Nick Leeming, chairman of Jackson-Stops - formerly known as Jackson-Stops & Staff - says: “Prohibitive levels of stamp duty land tax have been a real drag on the UK property market over the last financial year.
“While the changes seen in December 2014 appeared to be good news for 98 per cent of home buyers at the time, the top end of the market has suffered and this, together with the additional three per cent tax surcharge, has had a knock-on effect on the rest of the market.
“With buyers not prepared to pay an additional £153,750 in stamp duty on their two million pound primary residence, many are putting their moves on hold, thus causing transactions above £2m to fall by a whopping 17 per cent.
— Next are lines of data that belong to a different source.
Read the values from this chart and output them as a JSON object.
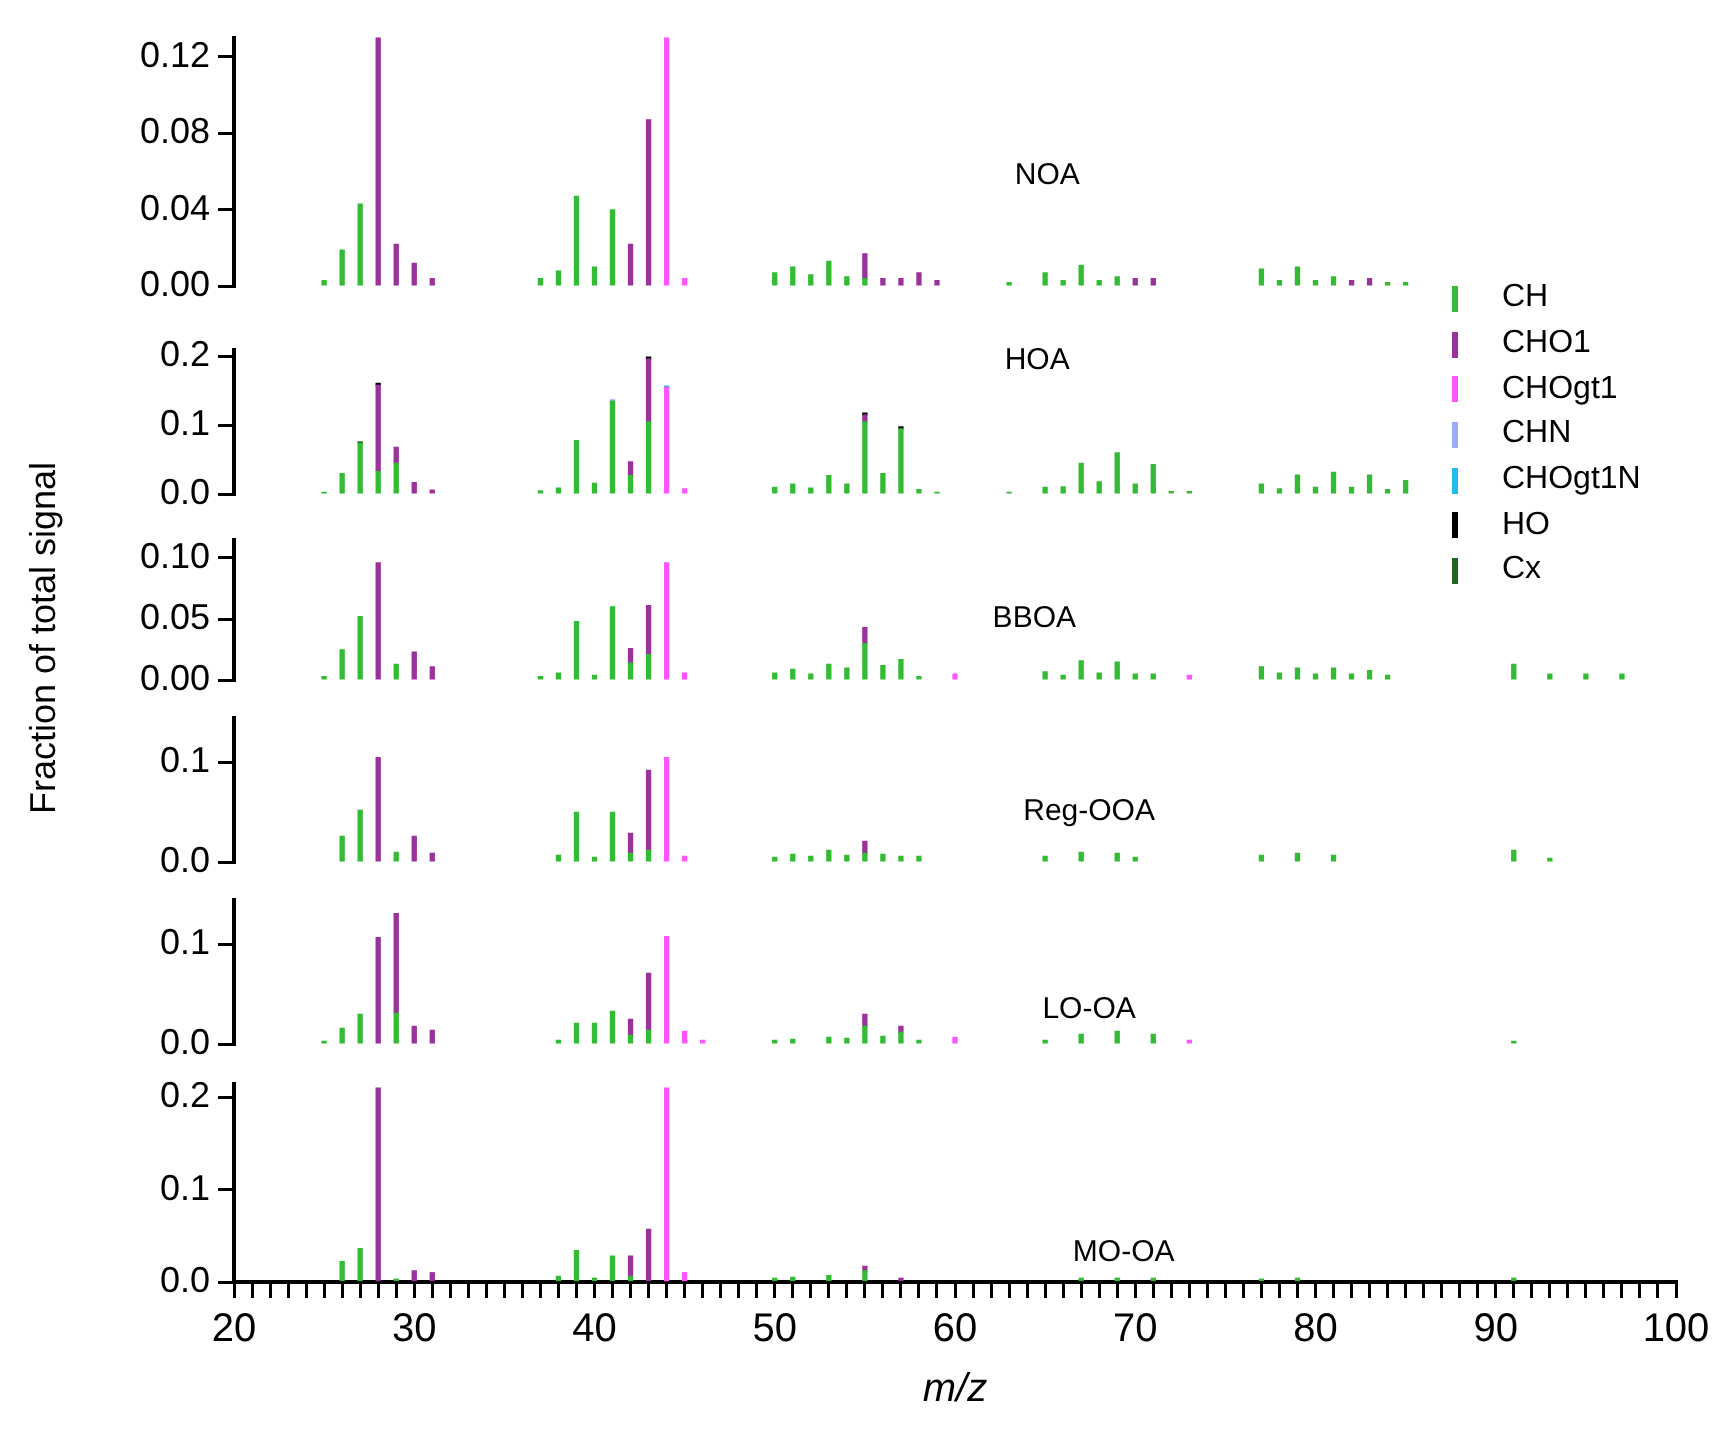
{
  "chart_data": [
    {
      "type": "bar",
      "title": "NOA",
      "stacked": true,
      "tick_labels": "y",
      "xlim": [
        20,
        100
      ],
      "ylim": [
        0,
        0.13
      ],
      "yticks": [
        {
          "value": 0,
          "label": "0.00"
        },
        {
          "value": 0.04,
          "label": "0.04"
        },
        {
          "value": 0.08,
          "label": "0.08"
        },
        {
          "value": 0.12,
          "label": "0.12"
        }
      ],
      "x": [
        25,
        26,
        27,
        28,
        29,
        30,
        31,
        37,
        38,
        39,
        40,
        41,
        42,
        43,
        44,
        45,
        50,
        51,
        52,
        53,
        54,
        55,
        56,
        57,
        58,
        59,
        63,
        65,
        66,
        67,
        68,
        69,
        70,
        71,
        77,
        78,
        79,
        80,
        81,
        82,
        83,
        84,
        85
      ],
      "series": [
        {
          "color": "#33bb33",
          "values": [
            0.003,
            0.019,
            0.043,
            null,
            null,
            null,
            null,
            0.004,
            0.008,
            0.047,
            0.01,
            0.04,
            null,
            null,
            null,
            null,
            0.007,
            0.01,
            0.006,
            0.013,
            0.005,
            0.004,
            null,
            null,
            null,
            null,
            0.002,
            0.007,
            0.003,
            0.011,
            0.003,
            0.005,
            null,
            null,
            0.009,
            0.003,
            0.01,
            0.003,
            0.005,
            null,
            null,
            0.002,
            0.002
          ]
        },
        {
          "color": "#993399",
          "values": [
            null,
            null,
            null,
            0.13,
            0.022,
            0.012,
            0.004,
            null,
            null,
            null,
            null,
            null,
            0.022,
            0.087,
            null,
            null,
            null,
            null,
            null,
            null,
            null,
            0.013,
            0.004,
            0.004,
            0.007,
            0.003,
            null,
            null,
            null,
            null,
            null,
            null,
            0.004,
            0.004,
            null,
            null,
            null,
            null,
            null,
            0.003,
            0.004,
            null,
            null
          ]
        },
        {
          "color": "#ff55ff",
          "values": [
            null,
            null,
            null,
            null,
            null,
            null,
            null,
            null,
            null,
            null,
            null,
            null,
            null,
            null,
            0.13,
            0.004,
            null,
            null,
            null,
            null,
            null,
            null,
            null,
            null,
            null,
            null,
            null,
            null,
            null,
            null,
            null,
            null,
            null,
            null,
            null,
            null,
            null,
            null,
            null,
            null,
            null,
            null,
            null
          ]
        }
      ]
    },
    {
      "type": "bar",
      "title": "HOA",
      "stacked": true,
      "tick_labels": "y",
      "legend": "right",
      "xlim": [
        20,
        100
      ],
      "ylim": [
        0,
        0.21
      ],
      "yticks": [
        {
          "value": 0,
          "label": "0.0"
        },
        {
          "value": 0.1,
          "label": "0.1"
        },
        {
          "value": 0.2,
          "label": "0.2"
        }
      ],
      "x": [
        25,
        26,
        27,
        28,
        29,
        30,
        31,
        37,
        38,
        39,
        40,
        41,
        42,
        43,
        44,
        45,
        50,
        51,
        52,
        53,
        54,
        55,
        56,
        57,
        58,
        59,
        63,
        65,
        66,
        67,
        68,
        69,
        70,
        71,
        72,
        73,
        77,
        78,
        79,
        80,
        81,
        82,
        83,
        84,
        85
      ],
      "series": [
        {
          "name": "CH",
          "color": "#33bb33",
          "values": [
            0.003,
            0.03,
            0.074,
            0.033,
            0.045,
            null,
            null,
            0.005,
            0.009,
            0.078,
            0.016,
            0.135,
            0.027,
            0.105,
            null,
            null,
            0.01,
            0.015,
            0.009,
            0.027,
            0.015,
            0.105,
            0.03,
            0.095,
            0.007,
            0.003,
            0.003,
            0.01,
            0.011,
            0.045,
            0.018,
            0.06,
            0.015,
            0.043,
            0.004,
            0.004,
            0.015,
            0.008,
            0.028,
            0.01,
            0.032,
            0.01,
            0.028,
            0.007,
            0.02
          ]
        },
        {
          "name": "CHO1",
          "color": "#993399",
          "values": [
            null,
            null,
            null,
            0.125,
            0.023,
            0.017,
            0.006,
            null,
            null,
            null,
            null,
            null,
            0.02,
            0.091,
            null,
            null,
            null,
            null,
            null,
            null,
            null,
            0.01,
            null,
            null,
            null,
            null,
            null,
            null,
            null,
            null,
            null,
            null,
            null,
            null,
            null,
            null,
            null,
            null,
            null,
            null,
            null,
            null,
            null,
            null,
            null
          ]
        },
        {
          "name": "CHOgt1",
          "color": "#ff55ff",
          "values": [
            null,
            null,
            null,
            null,
            null,
            null,
            null,
            null,
            null,
            null,
            null,
            null,
            null,
            null,
            0.155,
            0.008,
            null,
            null,
            null,
            null,
            null,
            null,
            null,
            null,
            null,
            null,
            null,
            null,
            null,
            null,
            null,
            null,
            null,
            null,
            null,
            null,
            null,
            null,
            null,
            null,
            null,
            null,
            null,
            null,
            null
          ]
        },
        {
          "name": "CHN",
          "color": "#99aaff",
          "values": [
            null,
            null,
            null,
            null,
            null,
            null,
            null,
            null,
            null,
            null,
            null,
            0.002,
            null,
            null,
            null,
            null,
            null,
            null,
            null,
            null,
            null,
            null,
            null,
            null,
            null,
            null,
            null,
            null,
            null,
            null,
            null,
            null,
            null,
            null,
            null,
            null,
            null,
            null,
            null,
            null,
            null,
            null,
            null,
            null,
            null
          ]
        },
        {
          "name": "CHOgt1N",
          "color": "#22bbee",
          "values": [
            null,
            null,
            null,
            null,
            null,
            null,
            null,
            null,
            null,
            null,
            null,
            null,
            null,
            null,
            0.002,
            null,
            null,
            null,
            null,
            null,
            null,
            null,
            null,
            null,
            null,
            null,
            null,
            null,
            null,
            null,
            null,
            null,
            null,
            null,
            null,
            null,
            null,
            null,
            null,
            null,
            null,
            null,
            null,
            null,
            null
          ]
        },
        {
          "name": "HO",
          "color": "#000000",
          "values": [
            null,
            null,
            null,
            0.003,
            null,
            null,
            null,
            null,
            null,
            null,
            null,
            null,
            null,
            0.003,
            null,
            null,
            null,
            null,
            null,
            null,
            null,
            0.003,
            null,
            0.003,
            null,
            null,
            null,
            null,
            null,
            null,
            null,
            null,
            null,
            null,
            null,
            null,
            null,
            null,
            null,
            null,
            null,
            null,
            null,
            null,
            null
          ]
        },
        {
          "name": "Cx",
          "color": "#226622",
          "values": [
            null,
            null,
            0.002,
            null,
            null,
            null,
            null,
            null,
            null,
            null,
            null,
            null,
            null,
            null,
            null,
            null,
            null,
            null,
            null,
            null,
            null,
            null,
            null,
            null,
            null,
            null,
            null,
            null,
            null,
            null,
            null,
            null,
            null,
            null,
            null,
            null,
            null,
            null,
            null,
            null,
            null,
            null,
            null,
            null,
            null
          ]
        }
      ]
    },
    {
      "type": "bar",
      "title": "BBOA",
      "ylabel": "Fraction of total signal",
      "stacked": true,
      "tick_labels": "y",
      "xlim": [
        20,
        100
      ],
      "ylim": [
        0,
        0.115
      ],
      "yticks": [
        {
          "value": 0,
          "label": "0.00"
        },
        {
          "value": 0.05,
          "label": "0.05"
        },
        {
          "value": 0.1,
          "label": "0.10"
        }
      ],
      "x": [
        25,
        26,
        27,
        28,
        29,
        30,
        31,
        37,
        38,
        39,
        40,
        41,
        42,
        43,
        44,
        45,
        50,
        51,
        52,
        53,
        54,
        55,
        56,
        57,
        58,
        60,
        65,
        66,
        67,
        68,
        69,
        70,
        71,
        73,
        77,
        78,
        79,
        80,
        81,
        82,
        83,
        84,
        91,
        93,
        95,
        97
      ],
      "series": [
        {
          "color": "#33bb33",
          "values": [
            0.003,
            0.025,
            0.052,
            null,
            0.013,
            null,
            null,
            0.003,
            0.006,
            0.048,
            0.004,
            0.06,
            0.014,
            0.021,
            null,
            null,
            0.006,
            0.009,
            0.005,
            0.013,
            0.01,
            0.03,
            0.012,
            0.017,
            0.003,
            null,
            0.007,
            0.004,
            0.016,
            0.006,
            0.015,
            0.005,
            0.005,
            null,
            0.011,
            0.006,
            0.01,
            0.005,
            0.01,
            0.005,
            0.008,
            0.004,
            0.013,
            0.005,
            0.005,
            0.005
          ]
        },
        {
          "color": "#993399",
          "values": [
            null,
            null,
            null,
            0.096,
            null,
            0.023,
            0.011,
            null,
            null,
            null,
            null,
            null,
            0.012,
            0.04,
            null,
            null,
            null,
            null,
            null,
            null,
            null,
            0.013,
            null,
            null,
            null,
            null,
            null,
            null,
            null,
            null,
            null,
            null,
            null,
            null,
            null,
            null,
            null,
            null,
            null,
            null,
            null,
            null,
            null,
            null,
            null,
            null
          ]
        },
        {
          "color": "#ff55ff",
          "values": [
            null,
            null,
            null,
            null,
            null,
            null,
            null,
            null,
            null,
            null,
            null,
            null,
            null,
            null,
            0.096,
            0.006,
            null,
            null,
            null,
            null,
            null,
            null,
            null,
            null,
            null,
            0.005,
            null,
            null,
            null,
            null,
            null,
            null,
            null,
            0.004,
            null,
            null,
            null,
            null,
            null,
            null,
            null,
            null,
            null,
            null,
            null,
            null
          ]
        }
      ]
    },
    {
      "type": "bar",
      "title": "Reg-OOA",
      "stacked": true,
      "tick_labels": "y",
      "xlim": [
        20,
        100
      ],
      "ylim": [
        0,
        0.145
      ],
      "yticks": [
        {
          "value": 0,
          "label": "0.0"
        },
        {
          "value": 0.1,
          "label": "0.1"
        }
      ],
      "x": [
        26,
        27,
        28,
        29,
        30,
        31,
        38,
        39,
        40,
        41,
        42,
        43,
        44,
        45,
        50,
        51,
        52,
        53,
        54,
        55,
        56,
        57,
        58,
        65,
        67,
        69,
        70,
        77,
        79,
        81,
        91,
        93
      ],
      "series": [
        {
          "color": "#33bb33",
          "values": [
            0.026,
            0.052,
            null,
            0.01,
            null,
            null,
            0.007,
            0.05,
            0.005,
            0.05,
            0.009,
            0.012,
            null,
            null,
            0.005,
            0.008,
            0.006,
            0.012,
            0.007,
            0.009,
            0.008,
            0.006,
            0.006,
            0.006,
            0.01,
            0.009,
            0.005,
            0.007,
            0.009,
            0.007,
            0.012,
            0.004
          ]
        },
        {
          "color": "#993399",
          "values": [
            null,
            null,
            0.105,
            null,
            0.026,
            0.009,
            null,
            null,
            null,
            null,
            0.02,
            0.08,
            null,
            null,
            null,
            null,
            null,
            null,
            null,
            0.012,
            null,
            null,
            null,
            null,
            null,
            null,
            null,
            null,
            null,
            null,
            null,
            null
          ]
        },
        {
          "color": "#ff55ff",
          "values": [
            null,
            null,
            null,
            null,
            null,
            null,
            null,
            null,
            null,
            null,
            null,
            null,
            0.105,
            0.006,
            null,
            null,
            null,
            null,
            null,
            null,
            null,
            null,
            null,
            null,
            null,
            null,
            null,
            null,
            null,
            null,
            null,
            null
          ]
        }
      ]
    },
    {
      "type": "bar",
      "title": "LO-OA",
      "stacked": true,
      "tick_labels": "y",
      "xlim": [
        20,
        100
      ],
      "ylim": [
        0,
        0.145
      ],
      "yticks": [
        {
          "value": 0,
          "label": "0.0"
        },
        {
          "value": 0.1,
          "label": "0.1"
        }
      ],
      "x": [
        25,
        26,
        27,
        28,
        29,
        30,
        31,
        38,
        39,
        40,
        41,
        42,
        43,
        44,
        45,
        46,
        50,
        51,
        53,
        54,
        55,
        56,
        57,
        58,
        60,
        65,
        67,
        69,
        71,
        73,
        91
      ],
      "series": [
        {
          "color": "#33bb33",
          "values": [
            0.003,
            0.016,
            0.03,
            null,
            0.031,
            null,
            null,
            0.004,
            0.021,
            0.021,
            0.033,
            0.009,
            0.014,
            null,
            null,
            null,
            0.004,
            0.005,
            0.007,
            0.006,
            0.018,
            0.008,
            0.012,
            0.004,
            null,
            0.004,
            0.01,
            0.013,
            0.01,
            null,
            0.003
          ]
        },
        {
          "color": "#993399",
          "values": [
            null,
            null,
            null,
            0.107,
            0.1,
            0.018,
            0.014,
            null,
            null,
            null,
            null,
            0.016,
            0.057,
            null,
            null,
            null,
            null,
            null,
            null,
            null,
            0.012,
            null,
            0.006,
            null,
            null,
            null,
            null,
            null,
            null,
            null,
            null
          ]
        },
        {
          "color": "#ff55ff",
          "values": [
            null,
            null,
            null,
            null,
            null,
            null,
            null,
            null,
            null,
            null,
            null,
            null,
            null,
            0.108,
            0.013,
            0.004,
            null,
            null,
            null,
            null,
            null,
            null,
            null,
            null,
            0.007,
            null,
            null,
            null,
            null,
            0.004,
            null
          ]
        }
      ]
    },
    {
      "type": "bar",
      "title": "MO-OA",
      "xlabel": "m/z",
      "stacked": true,
      "xlim": [
        20,
        100
      ],
      "ylim": [
        0,
        0.215
      ],
      "yticks": [
        {
          "value": 0,
          "label": "0.0"
        },
        {
          "value": 0.1,
          "label": "0.1"
        },
        {
          "value": 0.2,
          "label": "0.2"
        }
      ],
      "xticks": [
        20,
        {
          "value": 21,
          "label": null
        },
        {
          "value": 22,
          "label": null
        },
        {
          "value": 23,
          "label": null
        },
        {
          "value": 24,
          "label": null
        },
        {
          "value": 25,
          "label": null
        },
        {
          "value": 26,
          "label": null
        },
        {
          "value": 27,
          "label": null
        },
        {
          "value": 28,
          "label": null
        },
        {
          "value": 29,
          "label": null
        },
        30,
        {
          "value": 31,
          "label": null
        },
        {
          "value": 32,
          "label": null
        },
        {
          "value": 33,
          "label": null
        },
        {
          "value": 34,
          "label": null
        },
        {
          "value": 35,
          "label": null
        },
        {
          "value": 36,
          "label": null
        },
        {
          "value": 37,
          "label": null
        },
        {
          "value": 38,
          "label": null
        },
        {
          "value": 39,
          "label": null
        },
        40,
        {
          "value": 41,
          "label": null
        },
        {
          "value": 42,
          "label": null
        },
        {
          "value": 43,
          "label": null
        },
        {
          "value": 44,
          "label": null
        },
        {
          "value": 45,
          "label": null
        },
        {
          "value": 46,
          "label": null
        },
        {
          "value": 47,
          "label": null
        },
        {
          "value": 48,
          "label": null
        },
        {
          "value": 49,
          "label": null
        },
        50,
        {
          "value": 51,
          "label": null
        },
        {
          "value": 52,
          "label": null
        },
        {
          "value": 53,
          "label": null
        },
        {
          "value": 54,
          "label": null
        },
        {
          "value": 55,
          "label": null
        },
        {
          "value": 56,
          "label": null
        },
        {
          "value": 57,
          "label": null
        },
        {
          "value": 58,
          "label": null
        },
        {
          "value": 59,
          "label": null
        },
        60,
        {
          "value": 61,
          "label": null
        },
        {
          "value": 62,
          "label": null
        },
        {
          "value": 63,
          "label": null
        },
        {
          "value": 64,
          "label": null
        },
        {
          "value": 65,
          "label": null
        },
        {
          "value": 66,
          "label": null
        },
        {
          "value": 67,
          "label": null
        },
        {
          "value": 68,
          "label": null
        },
        {
          "value": 69,
          "label": null
        },
        70,
        {
          "value": 71,
          "label": null
        },
        {
          "value": 72,
          "label": null
        },
        {
          "value": 73,
          "label": null
        },
        {
          "value": 74,
          "label": null
        },
        {
          "value": 75,
          "label": null
        },
        {
          "value": 76,
          "label": null
        },
        {
          "value": 77,
          "label": null
        },
        {
          "value": 78,
          "label": null
        },
        {
          "value": 79,
          "label": null
        },
        80,
        {
          "value": 81,
          "label": null
        },
        {
          "value": 82,
          "label": null
        },
        {
          "value": 83,
          "label": null
        },
        {
          "value": 84,
          "label": null
        },
        {
          "value": 85,
          "label": null
        },
        {
          "value": 86,
          "label": null
        },
        {
          "value": 87,
          "label": null
        },
        {
          "value": 88,
          "label": null
        },
        {
          "value": 89,
          "label": null
        },
        90,
        {
          "value": 91,
          "label": null
        },
        {
          "value": 92,
          "label": null
        },
        {
          "value": 93,
          "label": null
        },
        {
          "value": 94,
          "label": null
        },
        {
          "value": 95,
          "label": null
        },
        {
          "value": 96,
          "label": null
        },
        {
          "value": 97,
          "label": null
        },
        {
          "value": 98,
          "label": null
        },
        {
          "value": 99,
          "label": null
        },
        100
      ],
      "x": [
        26,
        27,
        28,
        29,
        30,
        31,
        38,
        39,
        40,
        41,
        42,
        43,
        44,
        45,
        50,
        51,
        53,
        55,
        57,
        67,
        69,
        71,
        77,
        79,
        91
      ],
      "series": [
        {
          "color": "#33bb33",
          "values": [
            0.022,
            0.036,
            null,
            0.003,
            null,
            null,
            0.006,
            0.034,
            0.004,
            0.028,
            0.006,
            null,
            null,
            null,
            0.004,
            0.005,
            0.007,
            0.012,
            null,
            0.004,
            0.004,
            0.004,
            0.003,
            0.004,
            0.004
          ]
        },
        {
          "color": "#993399",
          "values": [
            null,
            null,
            0.21,
            null,
            0.012,
            0.01,
            null,
            null,
            null,
            null,
            0.022,
            0.057,
            null,
            null,
            null,
            null,
            null,
            0.005,
            0.004,
            null,
            null,
            null,
            null,
            null,
            null
          ]
        },
        {
          "color": "#ff55ff",
          "values": [
            null,
            null,
            null,
            null,
            null,
            null,
            null,
            null,
            null,
            null,
            null,
            null,
            0.21,
            0.01,
            null,
            null,
            null,
            null,
            null,
            null,
            null,
            null,
            null,
            null,
            null
          ]
        }
      ]
    }
  ]
}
Transactions in the under £1m market also fell by 7.6 per cent” claims Leeming.
His comments followed the release of figures from HMRC revealing that stamp duty receipts had increased by 33 per cent since stamp duty on homes valued above £937,000 was increased in later 2014.
Transactions involving stamp duty payment actually fell eight per cent in the past year according to HMRC, although duty revenue rose 18 per cent.
Leeming continues: “Although the treasury will be pleased to see SDLT receipts have generated £8,590 million in revenue on residential transactions, [Chancellor] Philip Hammond must view the property market through the eye of the homeowner and come up with a solution in the Autumn Budget.
“The government has been too harsh on buyers in the £1m-plus market which in fact generates 30 per cent of all SDLT receipts. If they were to take steps to reform the impact stamp duty has on the top end of the market, even just marginally, they would not only see their revenue dramatically increase but it would also get the market moving again at all levels.”